I now focus on how my body looks and performs (while tracking muscle growth), rather than the number on the scale.
4. healthy habits are not optional
Along the way, I’ve hit rebellious days and weeks where I’m just done with food tracking and workouts. That said, eating clean and going to the gym are must-dos. These healthy habits are not contingent on whether I want to or not.
“Negativity sabotages success in all aspects of life,” says Angelucci Cancelliere. A big mistake people make after losing some weight is relaxing and letting bad habits creep back in. “They lose 10 pounds and ease up,” she says. “It becomes a yo-yo of lose-gain-lose.”
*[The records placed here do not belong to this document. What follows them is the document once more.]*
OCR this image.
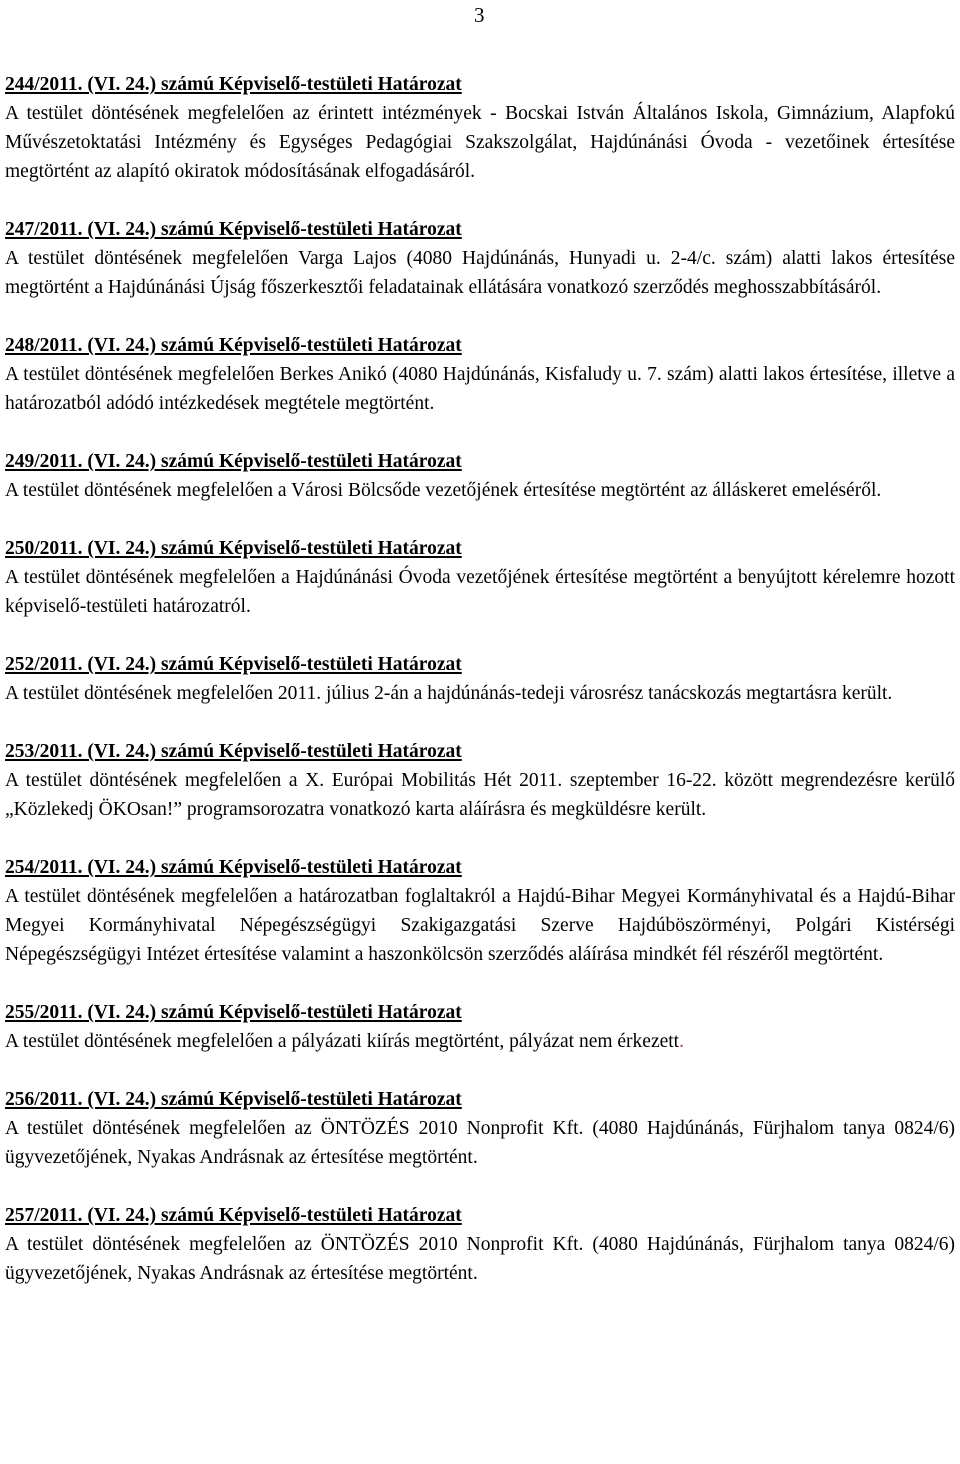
3
244/2011. (VI. 24.) számú Képviselő-testületi Határozat
A testület döntésének megfelelően az érintett intézmények - Bocskai István Általános Iskola, Gimnázium, Alapfokú Művészetoktatási Intézmény és Egységes Pedagógiai Szakszolgálat, Hajdúnánási Óvoda - vezetőinek értesítése megtörtént az alapító okiratok módosításának elfogadásáról.
247/2011. (VI. 24.) számú Képviselő-testületi Határozat
A testület döntésének megfelelően Varga Lajos (4080 Hajdúnánás, Hunyadi u. 2-4/c. szám) alatti lakos értesítése megtörtént a Hajdúnánási Újság főszerkesztői feladatainak ellátására vonatkozó szerződés meghosszabbításáról.
248/2011. (VI. 24.) számú Képviselő-testületi Határozat
A testület döntésének megfelelően Berkes Anikó (4080 Hajdúnánás, Kisfaludy u. 7. szám) alatti lakos értesítése, illetve a határozatból adódó intézkedések megtétele megtörtént.
249/2011. (VI. 24.) számú Képviselő-testületi Határozat
A testület döntésének megfelelően a Városi Bölcsőde vezetőjének értesítése megtörtént az álláskeret emeléséről.
250/2011. (VI. 24.) számú Képviselő-testületi Határozat
A testület döntésének megfelelően a Hajdúnánási Óvoda vezetőjének értesítése megtörtént a benyújtott kérelemre hozott képviselő-testületi határozatról.
252/2011. (VI. 24.) számú Képviselő-testületi Határozat
A testület döntésének megfelelően 2011. július 2-án a hajdúnánás-tedeji városrész tanácskozás megtartásra került.
253/2011. (VI. 24.) számú Képviselő-testületi Határozat
A testület döntésének megfelelően a X. Európai Mobilitás Hét 2011. szeptember 16-22. között megrendezésre kerülő „Közlekedj ÖKOsan!” programsorozatra vonatkozó karta aláírásra és megküldésre került.
254/2011. (VI. 24.) számú Képviselő-testületi Határozat
A testület döntésének megfelelően a határozatban foglaltakról a Hajdú-Bihar Megyei Kormányhivatal és a Hajdú-Bihar Megyei Kormányhivatal Népegészségügyi Szakigazgatási Szerve Hajdúböszörményi, Polgári Kistérségi Népegészségügyi Intézet értesítése valamint a haszonkölcsön szerződés aláírása mindkét fél részéről megtörtént.
255/2011. (VI. 24.) számú Képviselő-testületi Határozat
A testület döntésének megfelelően a pályázati kiírás megtörtént, pályázat nem érkezett.
256/2011. (VI. 24.) számú Képviselő-testületi Határozat
A testület döntésének megfelelően az ÖNTÖZÉS 2010 Nonprofit Kft. (4080 Hajdúnánás, Fürjhalom tanya 0824/6) ügyvezetőjének, Nyakas Andrásnak az értesítése megtörtént.
257/2011. (VI. 24.) számú Képviselő-testületi Határozat
A testület döntésének megfelelően az ÖNTÖZÉS 2010 Nonprofit Kft. (4080 Hajdúnánás, Fürjhalom tanya 0824/6) ügyvezetőjének, Nyakas Andrásnak az értesítése megtörtént.
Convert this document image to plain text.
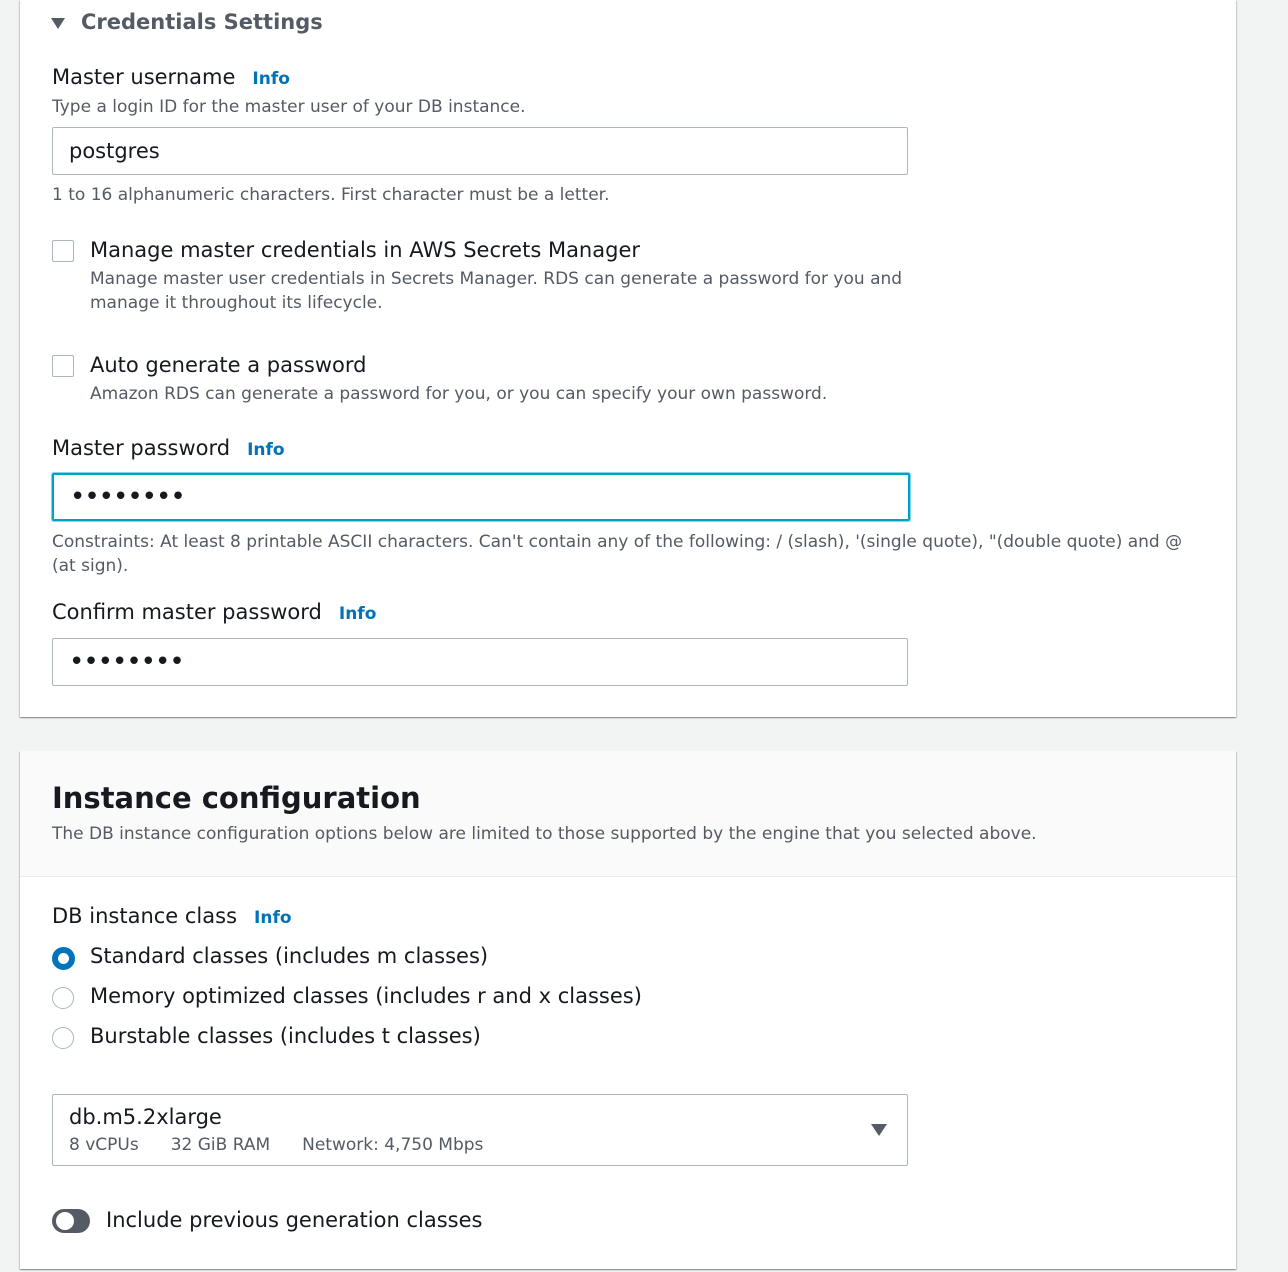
Credentials Settings
Master username Info
Type a login ID for the master user of your DB instance.
postgres
1 to 16 alphanumeric characters. First character must be a letter.
Manage master credentials in AWS Secrets Manager
Manage master user credentials in Secrets Manager. RDS can generate a password for you and manage it throughout its lifecycle.
Auto generate a password
Amazon RDS can generate a password for you, or you can specify your own password.
Master password Info
••••••••
Constraints: At least 8 printable ASCII characters. Can't contain any of the following: / (slash), '(single quote), "(double quote) and @ (at sign).
Confirm master password Info
••••••••
Instance configuration
The DB instance configuration options below are limited to those supported by the engine that you selected above.
DB instance class Info
Standard classes (includes m classes)
Memory optimized classes (includes r and x classes)
Burstable classes (includes t classes)
db.m5.2xlarge
8 vCPUs 32 GiB RAM Network: 4,750 Mbps
Include previous generation classes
When I reflected on habits I developed through Weight Watchers (not stress-eating at night, not eating after 8 p.m., avoiding trigger foods like cheese and chocolate, eating clean with only some cheat meals), I realized many were second nature, and they would get me to my goal weight in time.
“Expecting fast results will sabotage you,” Myers says. “If it were easy, everyone would be in great shape.”
While I work to lose the last few pounds, I know what works for me. So whether I lose more weight or continue to replace fat with muscle and stay the same weight, I can be comfortable with who I am and rock my awesome body.